I am always guided…
I grew up exposed to many different religious beliefs, and Christianity was front and center. The idea of a divine judge never felt right to me. When being in nature and listening to my heart I felt intuitively that if judgment was what I would face at the end of my life, it could only be from myself.
I studied lots of different religious/spiritual beliefs, and saw a pattern, a consistent thread, through their teachings. It seemed to claim that everything is connected on the absolute deepest level.
At age eleven I read my first book on meditation.
I began to feel into a part of myself that is “God” in the sense that it is the part of me that is connected to all things and knows my past, present and future. I call this my higher self.
When I was 16 I went out into the garden and sat with myself among the grass. I began searching for a four-leaf clover. I searched for a long time without finding one.
I decided to try a little experiment with myself.
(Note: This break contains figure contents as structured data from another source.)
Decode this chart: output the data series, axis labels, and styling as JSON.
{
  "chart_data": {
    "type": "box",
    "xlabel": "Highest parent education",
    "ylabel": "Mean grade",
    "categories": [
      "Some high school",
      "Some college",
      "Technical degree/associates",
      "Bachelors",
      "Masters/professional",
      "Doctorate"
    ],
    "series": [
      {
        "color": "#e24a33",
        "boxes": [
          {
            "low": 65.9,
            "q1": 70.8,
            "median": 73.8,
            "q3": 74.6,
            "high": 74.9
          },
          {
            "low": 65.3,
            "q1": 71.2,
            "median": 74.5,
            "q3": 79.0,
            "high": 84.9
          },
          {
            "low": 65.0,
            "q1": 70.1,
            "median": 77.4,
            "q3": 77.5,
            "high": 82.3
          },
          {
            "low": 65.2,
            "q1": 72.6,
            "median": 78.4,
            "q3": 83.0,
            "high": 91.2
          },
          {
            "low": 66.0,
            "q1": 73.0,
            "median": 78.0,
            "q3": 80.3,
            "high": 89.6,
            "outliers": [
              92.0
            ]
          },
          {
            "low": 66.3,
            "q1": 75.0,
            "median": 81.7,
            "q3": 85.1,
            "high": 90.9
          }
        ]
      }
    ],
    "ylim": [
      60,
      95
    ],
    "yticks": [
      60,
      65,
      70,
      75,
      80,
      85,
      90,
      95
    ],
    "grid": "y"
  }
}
I told myself that if what I believed about my higher self was true, I could be guided towards my intention. So I asked my higher self a question, “Is there a four-leaf clover in this garden?” And then I sat still and listened with my whole body. I felt an energy come into my body. I felt as that energy moved from my heart into my head and formed words in my mind.
I felt “no.”
I asked my higher self next, “can I manifest one?”
All the ancient texts and tales I’d heard from India and Tibet claimed that matter itself is malleable.
Quantum physics tells us similarly that every thing which appears solid is itself mostly empty space filled with energy vibrating in such a way to form the semblance of solidity.
The answer this time… “yes.”
I sat for some time in meditation and then again i ‘felt’, “look behind you”.
On the ground behind me was a tiny baby four leaf clover. It looked as if it had just sprouted from the ground.
I don’t know if what I experienced that day is real outside of my own perception, but I do know that it is real in my experience.
At many other times in my life since that day I have called on my higher self for guidance. It is the voice of my intuition, and when I choose to listen, it is never wrong.
I believe each and every one of us have this inner guide that can be called on. The voice of truth within each heart.
Even though I had my intuition, this inner guidance that is always with me, I kept this part of myself hidden from the outside world.
When it came to other people I felt catastrophically inadequate…
I was emotionally and verbally abused by my mother and just like every other victim of abuse, I was one hundred percent convinced that I deserved every single insult I was given and internalized every single one. As a teen I suffered from depression and eventually began acting on my thoughts of suicide. I spent several weeks in a mental hospital after a failed attempt to slit my wrist. For me, the most painful part of my abuse was that it felt like no one believed me. I was not hit, and I did not have scars, so I had nothing to complain about. Nothing I felt was valid. Cutting myself gave me a sense of control. I thought,
My feelings of worthlessness were overwhelming. If what my mother taught me about myself was true - the world was better off without me.
In the hospital I was put on antidepressants. I felt numb. The anti-depressants didn’t take away my pain. They took away everything. That feeling is what led me to make a decision. I decided, in that moment, that I would rather feel my pain than feel nothing at all. That is the moment I truly took my life into my own hands. I chose to stop taking the pills. I chose to see the beauty in the drama of my life. I fell in love with my story. I chose to live.
I chose to see the hero in myself, even if it was a secret that only I could keep.
At 24 I had a steady desk job, a beautiful little house, a great school for my then 6 year old daughter, and a comfortable life, but I still felt empty inside.
I felt a subtle level of discontent right below the surface. It had been half a year since I had gotten out of a painfully drawn out relationship where I was rejected by my fiancé who had married someone else less than a month after giving up on our relationship. I wanted to leave but thinking of going anywhere felt like running away. I was determined to face the challenges in my life head on and I refused to leave if it meant I was running away.
My roommate Jake decided to give me a tarot card reading. He read for me the “two paths” spread. One path was laid out with things I desired: A family and home. But the path ended with the card of discontent. The path of least resistance, and the path of least reward. The other path was laid with challenges of a road less travelled by and at the end was the card of the leader. This was the path of my greatness, that no one had ever walked before. There would be no map and no model to follow.
For a while up to that point a feeling had begun to grow within me. If it could speak it would have said, “There is something more for you”.
I tried to ignore it for months, thinking that wanting to leave was just the urge to run from a situation that had caused me pain. But the feeling persisted like a subtle whisper in the back of my chest.
The voice persisted saying,
With a massive leap of faith I packed up my house, quit my job, pulled my daughter out of school and moved to a new city where I knew only one person.
Within hours of arriving, that one person told me about an emotional intelligence leadership workshop happening that very day.
On another leap of faith I maxed my credit card to sign-up. That was my first day of Discovery and in that moment, my life was changed forever.
Since that day, I have transformed my relationship with myself. I am no longer afraid to feel my feelings. I am no longer afraid to love myself. I am no longer afraid to be unapologetically me.
It has become my mission to teach others how and why to love themselves, trust themselves, and find the path that faith wants to make for you.